Hope resident Chris Barker’s view southeast from Mount Hope last Thursday. (Chris Barker photo)

Long-exposure photo leads hikers to see magnitude of Washington fire

The fire is near Manning Park.

Hope resident Chris Barker and his friends were camping on the top of Mount Hope two Thursday nights ago when they saw a light red glow in the distance.

What he saw was a fire raging southeast of Manning Park, in Washington’s Okanogan/Wenatchee National Forest.

”When I used my camera on a tripod and shot a long exposure, I could see how big it was,” he said. “There wasn’t too much more smoke and we couldn’t really see anything the next day but that could have just been from the wind direction.”

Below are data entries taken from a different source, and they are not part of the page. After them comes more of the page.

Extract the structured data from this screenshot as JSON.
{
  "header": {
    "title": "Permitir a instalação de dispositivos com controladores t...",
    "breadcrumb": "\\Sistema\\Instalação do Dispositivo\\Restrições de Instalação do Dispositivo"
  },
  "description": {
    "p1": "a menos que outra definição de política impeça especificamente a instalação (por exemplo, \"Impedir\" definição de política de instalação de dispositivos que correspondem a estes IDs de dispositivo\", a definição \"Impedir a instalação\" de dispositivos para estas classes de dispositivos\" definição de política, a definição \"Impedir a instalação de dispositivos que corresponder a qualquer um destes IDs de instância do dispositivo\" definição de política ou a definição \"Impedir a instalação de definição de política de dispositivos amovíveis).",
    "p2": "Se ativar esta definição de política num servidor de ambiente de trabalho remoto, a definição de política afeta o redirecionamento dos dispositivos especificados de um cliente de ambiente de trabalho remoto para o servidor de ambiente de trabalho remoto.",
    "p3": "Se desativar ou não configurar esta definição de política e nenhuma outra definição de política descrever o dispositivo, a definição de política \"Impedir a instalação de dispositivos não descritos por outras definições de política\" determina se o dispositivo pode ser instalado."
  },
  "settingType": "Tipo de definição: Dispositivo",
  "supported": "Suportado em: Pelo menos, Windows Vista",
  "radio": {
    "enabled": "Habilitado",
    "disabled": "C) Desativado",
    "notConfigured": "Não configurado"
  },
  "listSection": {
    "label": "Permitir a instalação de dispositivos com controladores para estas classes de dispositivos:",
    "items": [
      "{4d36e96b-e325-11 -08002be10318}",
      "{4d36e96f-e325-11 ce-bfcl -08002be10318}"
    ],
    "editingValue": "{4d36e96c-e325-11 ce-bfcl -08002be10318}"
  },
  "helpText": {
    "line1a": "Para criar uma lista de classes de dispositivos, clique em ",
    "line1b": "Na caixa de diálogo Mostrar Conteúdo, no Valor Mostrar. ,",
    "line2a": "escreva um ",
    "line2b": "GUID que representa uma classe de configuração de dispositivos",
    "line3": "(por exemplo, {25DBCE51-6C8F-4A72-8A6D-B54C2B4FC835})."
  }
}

According to information provided by the National Wildfire Coordinating Group (NWCG), representing various American governmental organizations, the “Diamond Creek Fire is burning in the steep slopes of the Diamond Creek drainage of the Pasayten Wilderness.”

The human-caused fire started around midnight on July 22 and is a 6,996-acre fire, and it remains about 13.6 kilometres south of the Canadian border, according to a incident update released on Wednesday. It was a 5,005-acre fire on Monday.

The fire was predicted to move west to east and down Diamond Creek, and north towards Dollar Watch Mountain.

The NWCG adds that an incident management team is working with local fire manager sto develop a strategy “which will take into account the current and predicted weather conditions, fire growth, and potential impacts to the surrounding communities.”

“The overall intent is to determine the most efficient way to protect values at risk with the least amount of exposure to firefighters,” it continued.

As of last Wednesday, 85 personnel are responding to the fire, with an estimated containment date of Oct. 15.

The NWCG added in a release on that Wednesday that helicopter operations were limited by smoke from Canadian fires.

“When they could, they continued dropping water in the Dollar Creek drainage,” it added. “Firefighters will continue taking action to confine the spread of the fire. Helicopters will be used to slow the fire growth by dropping water on the fire.”